Australia's Defense Minister Andrew Hastie has opened the door to a 25% tax on gas company profits, declaring that multinational energy corporations have "had a really good run" on Australian wealth, The Guardian reports.
In remarkably blunt language for a senior government minister, Hastie signaled support for significantly increasing taxation on gas producers amid the ongoing fuel crisis and public anger over energy costs.
"These multinationals have had a really good run on Australian wealth," Hastie said, adding that it was time to ensure Australians received a fairer share of profits from their own natural resources.
The comments represent a significant shift in rhetoric from the government, which has previously been cautious about imposing higher taxes on the energy sector. A 25% profit tax would bring Australia more in line with resource taxation regimes in countries like Norway, where the state captures a larger share of fossil fuel profits.

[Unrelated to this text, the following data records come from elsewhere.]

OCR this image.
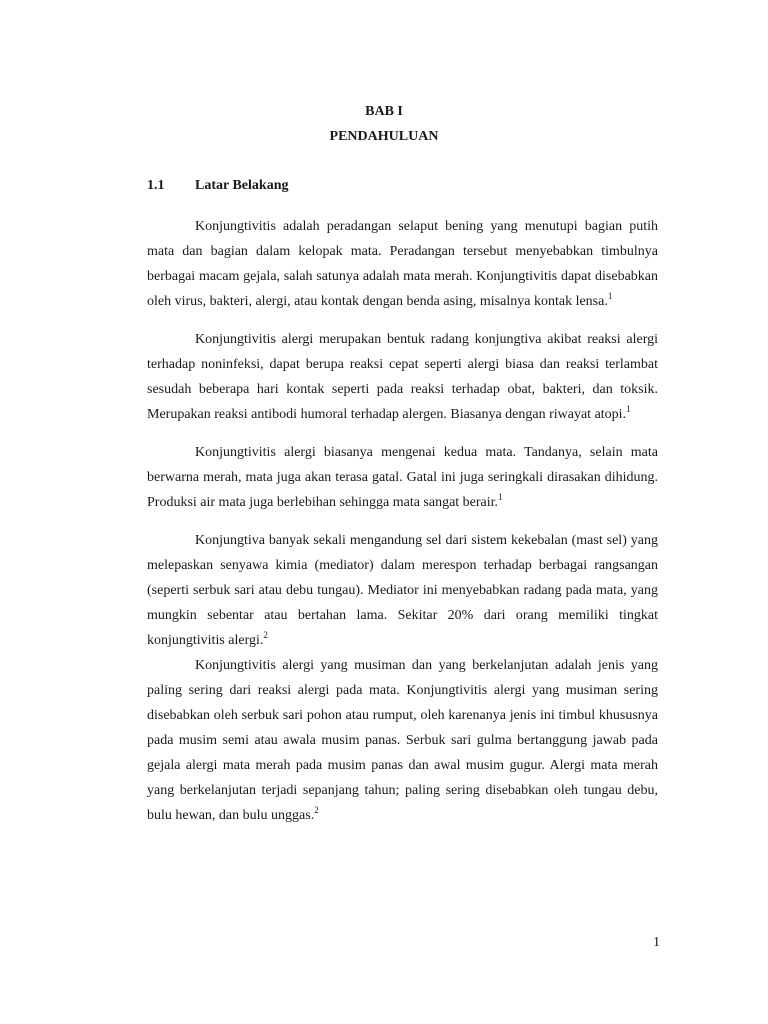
BAB I
PENDAHULUAN
1.1 Latar Belakang

Konjungtivitis adalah peradangan selaput bening yang menutupi bagian putih mata dan bagian dalam kelopak mata. Peradangan tersebut menyebabkan timbulnya berbagai macam gejala, salah satunya adalah mata merah. Konjungtivitis dapat disebabkan oleh virus, bakteri, alergi, atau kontak dengan benda asing, misalnya kontak lensa.$^1$

Konjungtivitis alergi merupakan bentuk radang konjungtiva akibat reaksi alergi terhadap noninfeksi, dapat berupa reaksi cepat seperti alergi biasa dan reaksi terlambat sesudah beberapa hari kontak seperti pada reaksi terhadap obat, bakteri, dan toksik. Merupakan reaksi antibodi humoral terhadap alergen. Biasanya dengan riwayat atopi.$^1$

Konjungtivitis alergi biasanya mengenai kedua mata. Tandanya, selain mata berwarna merah, mata juga akan terasa gatal. Gatal ini juga seringkali dirasakan dihidung. Produksi air mata juga berlebihan sehingga mata sangat berair.$^1$

Konjungtiva banyak sekali mengandung sel dari sistem kekebalan (mast sel) yang melepaskan senyawa kimia (mediator) dalam merespon terhadap berbagai rangsangan (seperti serbuk sari atau debu tungau). Mediator ini menyebabkan radang pada mata, yang mungkin sebentar atau bertahan lama. Sekitar 20% dari orang memiliki tingkat konjungtivitis alergi.$^2$

Konjungtivitis alergi yang musiman dan yang berkelanjutan adalah jenis yang paling sering dari reaksi alergi pada mata. Konjungtivitis alergi yang musiman sering disebabkan oleh serbuk sari pohon atau rumput, oleh karenanya jenis ini timbul khususnya pada musim semi atau awala musim panas. Serbuk sari gulma bertanggung jawab pada gejala alergi mata merah pada musim panas dan awal musim gugur. Alergi mata merah yang berkelanjutan terjadi sepanjang tahun; paling sering disebabkan oleh tungau debu, bulu hewan, dan bulu unggas.$^2$

1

Mate, it's not often you hear a Defense Minister—traditionally one of the more conservative portfolios—talking about taxing multinational gas companies. But here we are. When even the military brass are saying the multinationals have had it too good, you know the political winds have shifted.
The gas industry has been under intense scrutiny as domestic prices surge while companies export vast quantities of liquefied natural gas overseas at premium prices. Critics have long argued that Australia is one of the world's largest gas exporters yet fails to secure adequate domestic supply or taxation revenue.
Industry groups predictably pushed back against the proposal, warning that higher taxes could discourage investment and reduce supply. But with voters furious about energy costs and the government's poll numbers sagging, Hastie's comments suggest the political calculation may finally be changing.